Destaque para o ruído neural
Segundo Raoult, o ruído neural é um fenômeno semelhante ao ruído auditivo. No entanto, consiste em flutuações aleatórias que ocorrem no cérebro. Existem muitas fontes de ruído neural que é constante (embora aleatório em forma e intensidade). É além das várias atividades cerebrais geradas pelos sentidos (o que uma pessoa ouve, vê, cheira e toca). Isso significa que, mesmo que o mesmo estímulo seja apresentado ao cérebro várias vezes, ele não tem o mesmo efeito. Como resultado, a resposta ao estímulo é constantemente flutuante: às vezes o cérebro responde a ele mais forte, às vezes mais fraco.
No caso do autismo, o ruído neural é maior, como evidenciado pelos registros de eletroencefalografia (EEG), disse Raoult. Crianças com autismo têm flutuações mais significativas, o que significa que a atividade de seus neurônios é menos previsível e mostra uma gama maior de atividade (mais picos e vales) em resposta ao mesmo estímulo. De acordo com pesquisas anteriores, há uma ligação entre esse ruído neural e as dificuldades cognitivas, comportamentais e sociais associadas ao autismo. No entanto, David Simmons, pesquisador em psicologia e percepção, e seus colegas da Universidade de Glasgow discordam.

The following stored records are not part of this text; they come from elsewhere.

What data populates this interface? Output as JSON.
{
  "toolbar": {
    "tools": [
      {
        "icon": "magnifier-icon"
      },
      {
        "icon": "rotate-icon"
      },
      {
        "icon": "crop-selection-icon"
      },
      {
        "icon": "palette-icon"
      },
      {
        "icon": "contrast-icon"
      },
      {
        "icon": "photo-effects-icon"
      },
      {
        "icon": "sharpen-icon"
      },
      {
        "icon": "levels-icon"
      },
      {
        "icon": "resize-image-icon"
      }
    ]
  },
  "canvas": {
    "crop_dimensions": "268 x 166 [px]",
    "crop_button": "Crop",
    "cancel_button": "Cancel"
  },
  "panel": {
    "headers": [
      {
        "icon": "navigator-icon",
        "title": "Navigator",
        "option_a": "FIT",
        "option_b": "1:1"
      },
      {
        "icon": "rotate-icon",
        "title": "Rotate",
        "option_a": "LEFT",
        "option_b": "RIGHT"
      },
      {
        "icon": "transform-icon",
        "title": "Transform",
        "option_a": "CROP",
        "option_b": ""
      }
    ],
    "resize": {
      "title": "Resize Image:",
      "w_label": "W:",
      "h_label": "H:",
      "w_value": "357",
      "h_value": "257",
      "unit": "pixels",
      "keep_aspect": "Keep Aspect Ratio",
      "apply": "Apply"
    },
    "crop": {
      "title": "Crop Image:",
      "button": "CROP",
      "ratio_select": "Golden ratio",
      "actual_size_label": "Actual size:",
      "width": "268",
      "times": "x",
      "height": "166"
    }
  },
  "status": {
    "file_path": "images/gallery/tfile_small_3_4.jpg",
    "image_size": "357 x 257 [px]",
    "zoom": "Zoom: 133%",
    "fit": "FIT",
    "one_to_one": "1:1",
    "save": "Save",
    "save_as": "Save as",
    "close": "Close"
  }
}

Esses pesquisadores são os primeiros a sugerir que altos níveis de ruído nos neurônios podem ser benéficos, pois em quantidades ideais podem estimular positivamente o desempenho de determinadas tarefas. Isso se deve a um fenômeno que a comunidade científica chama de "ressonância estocástica". Raúl e seus colegas basearam sua pesquisa nessa ideia, apresentada por Simmons e sua equipe. Para isso, estudaram os resultados dos participantes em tarefas de reconhecimento de letras. Ao mesmo tempo, mediram seus traços autistas.
Neste experimento, Raúl e sua equipe submeteram os participantes com autismo e neurotipo a dois exercícios de identificação de letras: o primeiro no laboratório e o segundo online. Neste último caso, os sujeitos tiveram que identificar uma letra quando ela foi exibida contra um fundo visual estático com intensidade variável.
"Usando um fundo estático, adicionamos ruído visual adicional ao ruído neural já presente no cérebro de nossos participantes. Levantamos a hipótese de que o ruído visual faria com que os participantes com traços autistas leves tivessem um desempenho melhor", diz Raoul em um artigo de sua coautoria para o The Conversation. "A previsão mais interessante era que o ruído não ajudaria as pessoas com autismo alto, pois seu próprio ruído neural já garante o desempenho ideal", acrescentou.
Os resultados, disse Raoult, foram conclusivos, já que pessoas com altos níveis de autismo tiveram um desempenho melhor do que aquelas com baixo ruído neural. Isso sugere que seu próprio ruído neural já estava causando um efeito natural de ressonância estocástica, levando a um melhor desempenho.
"Os cérebros das pessoas com autismo são diferentes e têm suas limitações, mas também suas vantagens", diz Raul. Embora o estudo não tenha incluído participantes com autismo diagnosticado clinicamente, os pesquisadores conseguiram confirmar a hipótese de melhora no desempenho devido à ressonância estocástica no autismo.